ヒカリはしばらくの間、何も言えなかった。そして、ようやく絞り出すように言葉を発した。
「でも……私たちが何とかします。だから、ここにいてください!」
「それは無理だよ、ヒカリちゃん。これから追われ続けることになる私たちがここにいることで、村の人たちに危険が及ぶのは避けたい。それに、君たちなら、この村をきっともっと良い場所にできる。私たちがこの村を離れる理由は、君たちを信じてるからだよ」
マツリは優しく微笑んだ。
マツリの言葉に、ヒカリの涙がまた流れ始めた。しかし、それを拭おうとはせず、まっすぐに彼女を見つめる。
「私たちを、信じてる……?」
「そうだよ」
マツリが頷く。その優しい微笑みがヒカリの心に届いたのか、彼女は深く息を吸い込み、震える声で言った。
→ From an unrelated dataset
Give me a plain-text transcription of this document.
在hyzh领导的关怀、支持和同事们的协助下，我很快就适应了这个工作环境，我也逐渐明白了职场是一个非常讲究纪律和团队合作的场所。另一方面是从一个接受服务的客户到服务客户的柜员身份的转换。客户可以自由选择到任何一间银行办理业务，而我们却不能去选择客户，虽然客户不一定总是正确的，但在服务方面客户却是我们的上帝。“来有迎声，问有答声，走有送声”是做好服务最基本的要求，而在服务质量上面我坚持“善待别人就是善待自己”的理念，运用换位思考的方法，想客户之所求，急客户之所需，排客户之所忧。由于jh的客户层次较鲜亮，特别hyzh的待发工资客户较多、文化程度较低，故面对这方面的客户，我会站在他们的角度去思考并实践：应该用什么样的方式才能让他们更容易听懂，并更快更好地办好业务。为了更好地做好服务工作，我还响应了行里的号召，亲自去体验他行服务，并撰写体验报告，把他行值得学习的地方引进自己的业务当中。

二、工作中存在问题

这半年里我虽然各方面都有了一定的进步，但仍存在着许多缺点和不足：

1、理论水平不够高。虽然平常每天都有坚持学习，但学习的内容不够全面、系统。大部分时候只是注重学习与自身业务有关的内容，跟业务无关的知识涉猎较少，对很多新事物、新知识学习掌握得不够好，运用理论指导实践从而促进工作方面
「わかりました……。私たちで盛大に送り出します。これが私たちにできるせめてものことだから……」
「ヒカリ……」
エイトもヒカリの言葉に続き、力強く頷く。
「僕も賛成です。ここで恩返しできるのなら、どんな形でも協力します」
その言葉に僕たちは安堵の表情を浮かべた。そして、村を出る準備を急ぐことになった。
──それから1時間ほどが経過し、僕たちは最低限の荷物をまとめた。
村の宿舎を出たとき、予想もしなかった光景が目に飛び込んできた。
広場には、村の全員が集まっていた。ヒカリやエイト、シエールさん、サラちゃんをはじめ、元奴隷の人々が整列して僕たちを待っていたのだ。手には花束や手作りの旗が掲げられ、その上には「ありがとう」と大きく書かれている。
「これは……」
思わず足を止めた僕に、ヒカリがにっこりと笑いかけてくる。
「トワさんたちが旅立つ前に、みんなで感謝を伝えたくて準備しました。短い時間だったけど、本当にありがとうございました!」
村人たちの拍手が広がる。サラちゃんが走り寄り、小さな手で僕に花束を差し出してきた。
「お兄ちゃんたち、行っちゃうの?」
「ああ、でも大丈夫だよ。サラちゃんにはみんながいる。それに、ヒカリとエイトが君を守ってくれるから」
「そっか……。でもまた遊びに来てね!」
サラちゃんの純粋な言葉に胸が熱くなる。僕はそっと彼女の頭を撫でた。
「もちろんだよ」
村長も前に出てきて、僕たちに深々と頭を下げた。
「君たちのおかげで、この村は再び希望を取り戻すことができた。本当に感謝している。どうか無事で、どこかでまた会えることを祈っている」
「ありがとうございます、村長さん」
僕たちはそれぞれに別れを告げ、最後の挨拶をした。ヒカリとエイトは涙を浮かべながらも、僕たちにお弁当を持たせてくれた。
「みなさん、どうかお元気で。さよなら!」
「本当にありがとうございました! マツリさんたちが来てくれて、良かったです!」
ヒカリの言葉に少し驚いたマツリだったが、すぐに笑顔になった。
「さよならじゃなくて、またねだよ!」
マツリの言葉を最後にして、僕たちは村を後にした。遠ざかる広場からは、いつまでも村人たちの拍手と声援が響いていた。